Advent

Advent Devotional – December 6th

Advent Week 2: Peace

December 6

Luke 3. 1-6, NRSV

In the fifteenth year of the reign of Emperor Tiberius, when Pontius Pilate was governor of Judea, and Herod was ruler of Galilee, and his brother Philip ruler of the region of Ituraea and Trachonitis, and Lysanias ruler of Abilene, during the high-priesthood of Annas and Caiaphas, the word of God came to John son of Zechariah in the wilderness. He went into all the region around the Jordan, proclaiming a baptism of repentance for the forgiveness of sins, as it is written in the book of the words of the prophet Isaiah,

‘The voice of one crying out in the wilderness:

“Prepare the way of the Lord,

   make his paths straight.

Every valley shall be filled,

   and every mountain and hill shall be made low,

and the crooked shall be made straight,

   and the rough ways made smooth;

and all flesh shall see the salvation of God.”

Talk about a cluttered people. Talk about a cluttered time. While the list of names included here may seem boring and tedious, lurking just underneath them is vital information regarding what a miserable and oppressive time this was. Though Rome had ruled the area for over a hundred years, a Roman governor had only been living among them (in Jerusalem) since AD 6. Meanwhile, the first Roman emperor, Caesar Augustus, had recently died, and his successor, Tiberius, had quickly proven himself a ruthless dictator. And if these conditions weren’t unfavorable enough for the denizens of Judea, Herod-the-Great’s sons, Herod Antipas and Philip, who had recently assumed power upon their father’s passing, were known to be self-serving errand boys at the behest of the Roman crown.
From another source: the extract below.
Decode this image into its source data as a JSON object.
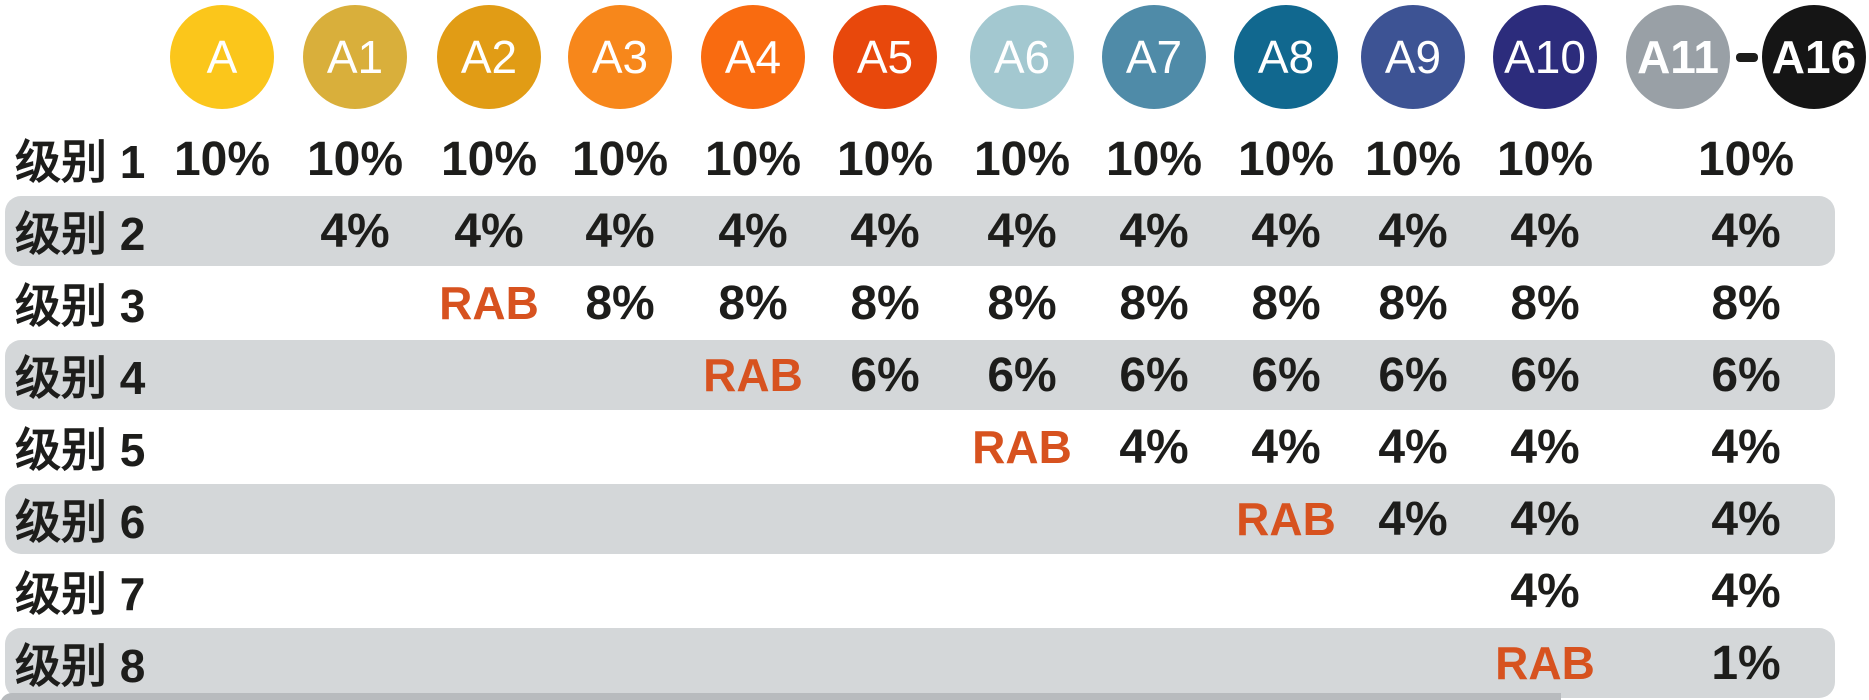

Which is to say: this was a charged political and social landscape where tensions were running high. Many Jewish resistance movements had already risen and failed. The everyday Jew in Judea harbored feelings of anger, resentment, aggression, helplessness, and resignation. Yet despite all of this, the Jewish people still found themselves longing for the old story to be true: the story their prophets had foretold of a Messiah rising from among them, conquering their enemies and delivering them from bondage.

Into this milieu, then, stepped this eccentric man named John, telling people they needed to repent of their sins and be dunked in the Jordan River to symbolize the change they were undergoing.

In light of College Park’s Advent theme this season, it strikes me that John’s call to repentance was, in many ways, a call to a de-cluttering of one’s life. John’s baptism was about bringing people face-to-face with everything going on inside them. It was about people examining the feelings and emotions and expectations they had been harboring in this turbulent time. It was about sorting through everything they’d been thinking and hoping and wishing.

In short, John was calling people to make clear their hearts and minds and spirits so that they might be open and receptive and responsive to the good news of the gospel which was to follow. Which is why this very passage is so timely. We, ourselves, are living in a time of great social and political upheaval. Tensions are running high and emotions are charged. How, then, might creating space for individual examination and repentance—how might a time of softening ourselves and opening ourselves up—be precisely the way we can begin effecting real change in our own lives and in the world? How might journeying to the Jordan with John—how might going below the surface and sifting through the clutter deep down in the darkness—be a great way of preparing ourselves for the One we have been longing for all this time? The One who can truly deliver us and make us whole?

Prayer: Dear Lord, We are so consumed by the things going on around us and inside us. They distract us and divert our attention from you… from the wholeness to which you, in your grace, are calling us. We are burdened by the state of the world, and we are burdened by our own shortcomings. We fluctuate between anger and resignation, and we need your Spirit to deliver us.  In your mercy, God, help us to see ourselves and the world with fresh eyes—with the eyes of your Spirit—that we might discern what is becoming in us and what is not. May your Spirit then empower us to hold onto that which is edifying and discard that which is not. Lord, in your mercy, hear our prayer. Amen.

Action: Write a one paragraph letter to John, telling him why you’ve followed him to the Jordan and what it is you feel you need to repent of. Moreover, tell him why you think repenting and undergoing this change is important—both for yourself and for the world.

Austin Carty is Pastor of First Baptist Church, Corbin in Kentucky.